Julia berichtet von ihren 2 Jahren in Australien

Mit meinem Erfahrungsbericht über meine Zeit als Work and Traveller in Australien möchte ich versuchen, wertvolle Tipps an diejenigen weiterzugeben, die auch einen Auslandsaufenthalt in Australien planen. Ich werde dazu mehr über die Zeit vor Ort schreiben und nicht so sehr auf die Vorbereitungen zu Hause eingehen, da ich selbst vor meiner Abreise viel dazu gefunden habe, was alles vorher zu planen ist, aber weniger Sinnvolles über den Auslandsaufenthalt selbst.

Ich persönlich bin gerade (im Jahr 2019) in meinem zweiten Work and Travel Jahr in Australien mit meinem Freund unterwegs und habe dadurch natürlich schon viel Erfahrungen gesammelt. Generell kann ich auch empfehlen mit einer zweiten Person zu reisen, sofern beide die gleichen Vorstellungen von der Reise haben und man sich gut versteht, da es bspw. erleichternd sein kann, wenn Kosten (z.B. für ein Auto) geteilt werden. Ihr könnt euch auch darauf einstellen, dass ihr Pläne, die ihr macht auf der Reise selbst schnell wieder verwerft. Natürlich ist eine generelle Planung der Reise sinnvoll, aber detaillierte Planungen zu Reiserouten ändern sich schnell. Wenn z.B. Jobangeboten gefolgt wird, ergibt sich automatisch das Bereisen und Kennenlernen von Regionen.

Ankunft

Für die Ankunft in Australien haben wir drei Wochen in einem Hostel gebucht. Das empfinde ich als sinnvoll, um alle anfänglichen Erledigungen (Konto eröffnen, TFN beantragen und Handynummer besorgen) abzuschließen und sich eventuell auch gleich für einen Job umzusehen.

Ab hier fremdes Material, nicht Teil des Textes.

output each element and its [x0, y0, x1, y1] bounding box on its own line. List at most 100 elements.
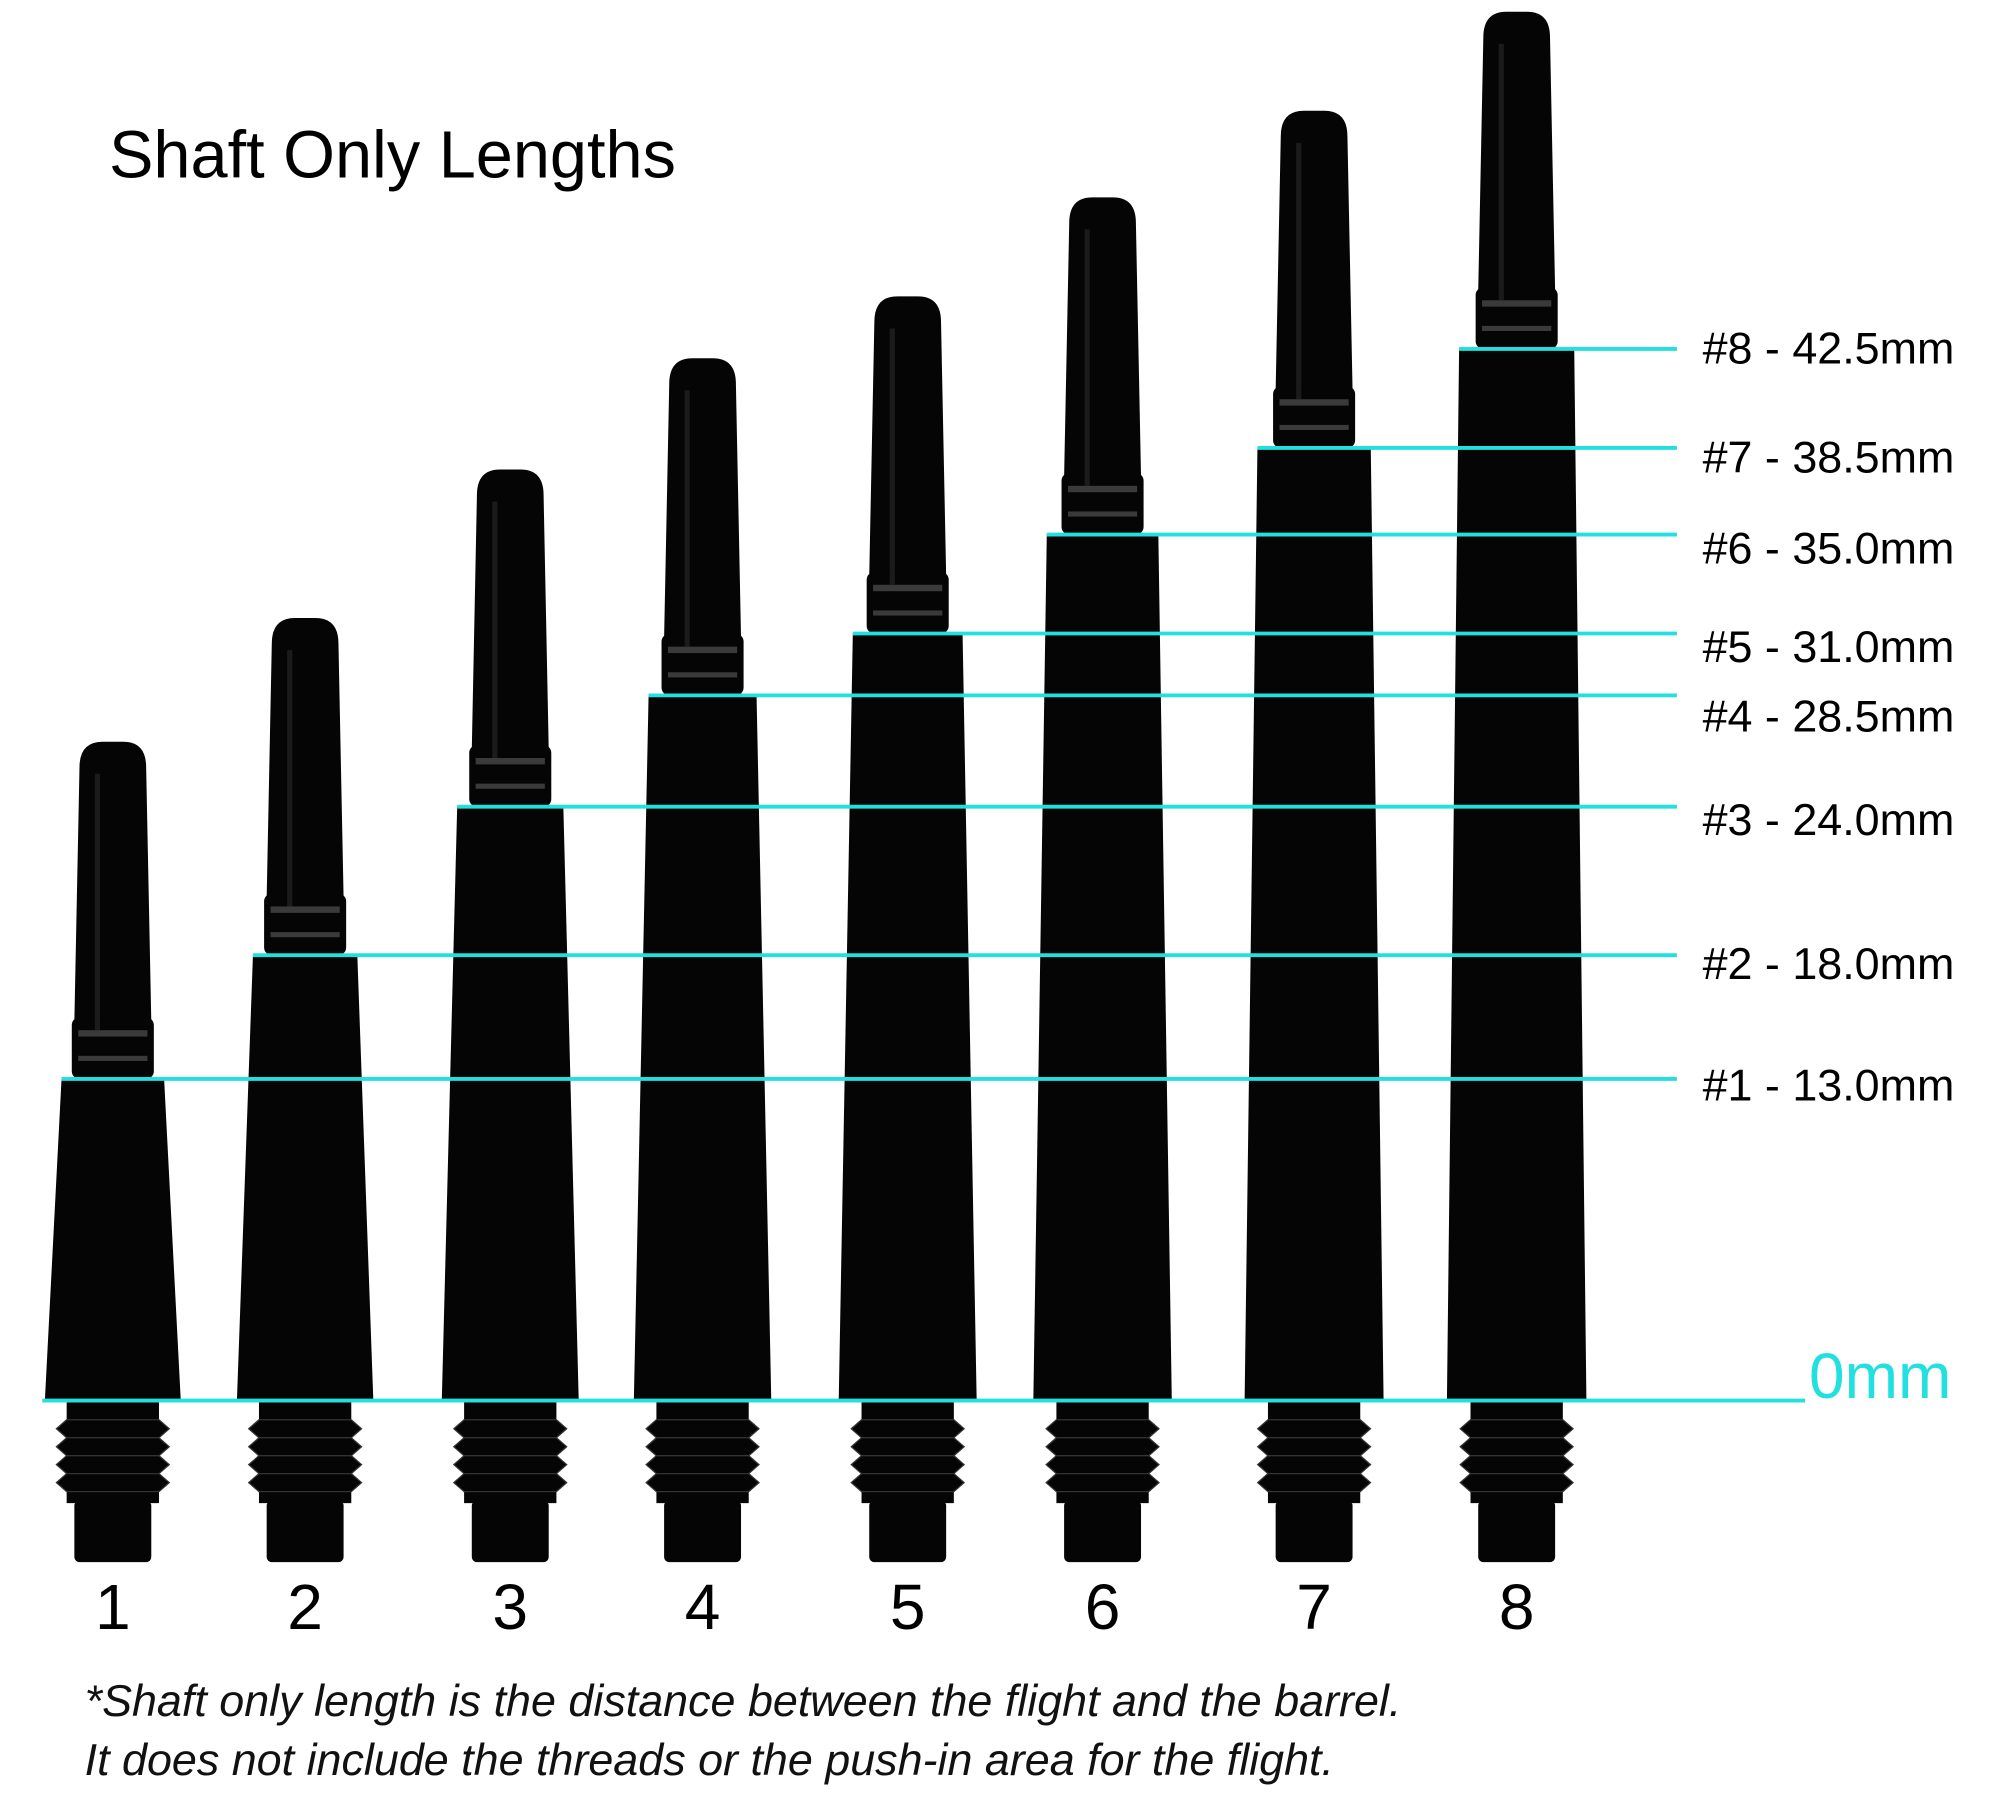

Außerdem sind im Hostel andere Backpacker, mit denen sich ausgetauscht werden kann und von denen ihr eventuell auch Telefonnummern von Arbeitgebern bekommen könnt. Ich habe mein Konto bei NAB eröffnet (keine Kontoführungsgebühren) und mir eine Sim Karte von Optus geholt. NAB kann ich empfehlen. Mit der Bank war bisher alles ok. Ich finde Optus grundsätzlich in Ordnung. Dieser Anbieter ist günstiger als Telstra. Telstra soll aber ein besseres Netz haben, was gerade in Australien sinnvoll sein kann, wenn ihr mit dem Auto unterwegs seid. Ich kann beide Netze nicht wirklich vergleichen, da ich nur Optus kenne.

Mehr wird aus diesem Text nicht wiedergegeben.